F: Ist es sicher, das Medikament im Handschuhfach meines Autos aufzubewahren?

A: Die offiziellen Lagerungshinweise raten dazu, dieses Arzneimittel bei kontrollierter Raumtemperatur aufzubewahren, typischerweise zwischen 20 C und 25 C (68 F bis 77 F). Die Lagerung außerhalb dieser Bedingungen kann die Stabilität des Arzneimittels beeinträchtigen.
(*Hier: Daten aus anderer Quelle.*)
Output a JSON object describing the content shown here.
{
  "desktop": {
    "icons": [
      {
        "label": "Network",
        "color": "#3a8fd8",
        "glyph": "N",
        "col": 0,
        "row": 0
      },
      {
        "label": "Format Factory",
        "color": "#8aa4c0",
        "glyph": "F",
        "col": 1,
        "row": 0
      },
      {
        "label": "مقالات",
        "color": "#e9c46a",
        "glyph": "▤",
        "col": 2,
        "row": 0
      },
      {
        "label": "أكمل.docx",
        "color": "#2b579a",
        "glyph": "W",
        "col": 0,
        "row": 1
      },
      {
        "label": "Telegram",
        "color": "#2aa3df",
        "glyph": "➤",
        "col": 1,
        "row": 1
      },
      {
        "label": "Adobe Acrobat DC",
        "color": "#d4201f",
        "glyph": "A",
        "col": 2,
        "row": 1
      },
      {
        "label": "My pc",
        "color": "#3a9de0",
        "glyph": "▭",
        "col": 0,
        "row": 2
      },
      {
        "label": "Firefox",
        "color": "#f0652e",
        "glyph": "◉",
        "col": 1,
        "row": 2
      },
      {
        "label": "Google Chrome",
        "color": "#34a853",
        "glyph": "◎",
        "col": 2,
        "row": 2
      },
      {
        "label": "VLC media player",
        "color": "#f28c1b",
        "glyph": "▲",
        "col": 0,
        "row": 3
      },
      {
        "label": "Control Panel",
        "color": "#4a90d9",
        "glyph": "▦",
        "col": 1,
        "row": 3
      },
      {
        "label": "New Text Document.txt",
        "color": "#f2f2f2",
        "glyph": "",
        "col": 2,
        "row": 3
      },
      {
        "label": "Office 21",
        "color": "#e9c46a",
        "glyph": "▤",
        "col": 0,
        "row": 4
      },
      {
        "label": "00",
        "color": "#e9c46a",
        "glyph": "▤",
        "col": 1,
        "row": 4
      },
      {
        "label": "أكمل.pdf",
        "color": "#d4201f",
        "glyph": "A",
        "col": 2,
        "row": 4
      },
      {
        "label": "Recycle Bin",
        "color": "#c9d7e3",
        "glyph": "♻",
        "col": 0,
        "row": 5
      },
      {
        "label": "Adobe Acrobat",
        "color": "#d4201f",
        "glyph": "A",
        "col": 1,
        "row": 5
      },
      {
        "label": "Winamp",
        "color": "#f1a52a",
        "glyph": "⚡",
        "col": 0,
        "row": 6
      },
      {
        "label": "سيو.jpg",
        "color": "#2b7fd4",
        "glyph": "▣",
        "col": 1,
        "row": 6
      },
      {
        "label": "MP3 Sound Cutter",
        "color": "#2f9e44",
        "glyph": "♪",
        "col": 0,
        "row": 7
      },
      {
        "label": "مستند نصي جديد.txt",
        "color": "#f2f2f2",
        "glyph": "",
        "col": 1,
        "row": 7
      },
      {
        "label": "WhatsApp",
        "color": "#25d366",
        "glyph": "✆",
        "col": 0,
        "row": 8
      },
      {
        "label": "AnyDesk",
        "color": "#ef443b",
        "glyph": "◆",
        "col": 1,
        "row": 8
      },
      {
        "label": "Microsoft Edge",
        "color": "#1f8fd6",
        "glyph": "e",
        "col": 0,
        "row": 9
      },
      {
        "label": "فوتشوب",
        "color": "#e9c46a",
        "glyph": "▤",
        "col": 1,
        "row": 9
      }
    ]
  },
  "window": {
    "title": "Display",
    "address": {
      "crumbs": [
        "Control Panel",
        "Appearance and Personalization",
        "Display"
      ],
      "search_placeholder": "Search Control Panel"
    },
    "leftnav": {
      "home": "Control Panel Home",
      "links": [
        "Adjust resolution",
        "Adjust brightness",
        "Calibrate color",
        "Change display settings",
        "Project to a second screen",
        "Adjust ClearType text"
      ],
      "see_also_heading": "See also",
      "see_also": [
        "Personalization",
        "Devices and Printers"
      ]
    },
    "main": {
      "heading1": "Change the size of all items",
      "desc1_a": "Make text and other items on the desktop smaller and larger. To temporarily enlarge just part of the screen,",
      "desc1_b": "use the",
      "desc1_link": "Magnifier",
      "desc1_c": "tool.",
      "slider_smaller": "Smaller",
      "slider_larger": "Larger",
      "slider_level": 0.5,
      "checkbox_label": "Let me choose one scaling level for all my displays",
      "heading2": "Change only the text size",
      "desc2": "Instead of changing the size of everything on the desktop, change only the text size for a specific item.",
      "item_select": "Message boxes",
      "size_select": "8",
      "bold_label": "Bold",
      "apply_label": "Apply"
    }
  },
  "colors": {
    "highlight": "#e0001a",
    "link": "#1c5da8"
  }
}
Temperaturschwankungen, wie sie beispielsweise im Handschuhfach eines Autos auftreten, sollten daher vermieden werden.


F: Werde ich während der Einnahme dieses Medikaments zunehmen?

A: Gemäß der offiziellen Produktinformation ist Gewichtszunahme eine sehr häufige Nebenwirkung, die von Personen, die dieses Medikament in klinischen Studien eingenommen haben, berichtet wurde. Dieser Effekt steht manchmal im Zusammenhang mit peripheren Ödemen (Flüssigkeitseinlagerung oder Schwellung), was ebenfalls eine häufige Nebenwirkung ist. Offizielle Informationen weisen darauf hin, dass bei Patienten mit Diabetes, die diese Nebenwirkung erfahren, eine Überwachung des Blutzuckerspiegels erforderlich sein kann.

Wie sollte Efam gelagert und entsorgt werden?

Anforderungen an Lagerung und Handhabung

Die offiziellen Lagerbedingungen für Efam werden von den zuständigen Zulassungsbehörden auf Basis von Stabilitätsstudien festgelegt. Dies stellt sicher, dass das Produkt bis zu seinem Verfallsdatum sicher und wirksam bleibt.


Lagerungsaspekt Anforderung
Vorgeschriebene Temperatur Das Etikett der Verpackung gibt den genauen Temperaturbereich an, wie z. B. kontrollierte Raumtemperatur (z. B. 20 C bis 25 C), Kühlung oder Einfrieren.
Licht und Feuchtigkeit Produkte, die empfindlich auf Licht oder Feuchtigkeit reagieren, müssen zum Schutz der Produktintegrität in der Originalverpackung aufbewahrt werden.
Sicherheit von Kindern Alle Arzneimittel müssen sicher, außerhalb der Sicht- und Reichweite von Kindern, gelagert werden, um eine versehentliche Einnahme zu verhindern.
Stabilität nach Anbruch Falls Efam gemischt oder rekonstituiert werden muss, enthält das Etikett eine spezifische Angabe zur „Anwendungsdauer nach dem ersten Öffnen“, um die Stabilität des Arzneimittels zu gewährleisten.
Allgemeine Handhabung Die offizielle Kennzeichnung wird spezifische Handhabungsanweisungen enthalten, wie z. B. Schutz vor Frost oder besondere Schüttelanweisungen.

Anweisungen zur Entsorgung

Die Entsorgung muss gemäß den Anweisungen auf dem offiziellen Arzneimitteletikett oder der Packungsbeilage erfolgen. Patienten sollten, wenn verfügbar, ein Rücknahmeprogramm für Arzneimittel oder eine Rücksendungsoption nutzen. Sind diese Optionen nicht durchführbar und das Medikament nicht für ein verpflichtendes Herunterspülen vorgesehen ist, sollte es mit einer unerwünschten Substanz (z. B. gebrauchtem Kaffeesatz, Erde) vermischt, in einem verschlossenen Beutel verpackt und im Hausmüll entsorgt werden. Efam darf niemals über die Toilette oder das Waschbecken entsorgt werden, es sei denn, der Hersteller oder die FDA weisen ausdrücklich darauf hin.

Aufmerksamkeit! Wenden Sie sich immer an einen Arzt oder Apotheker, bevor Sie Pillen oder Medikamente verwenden.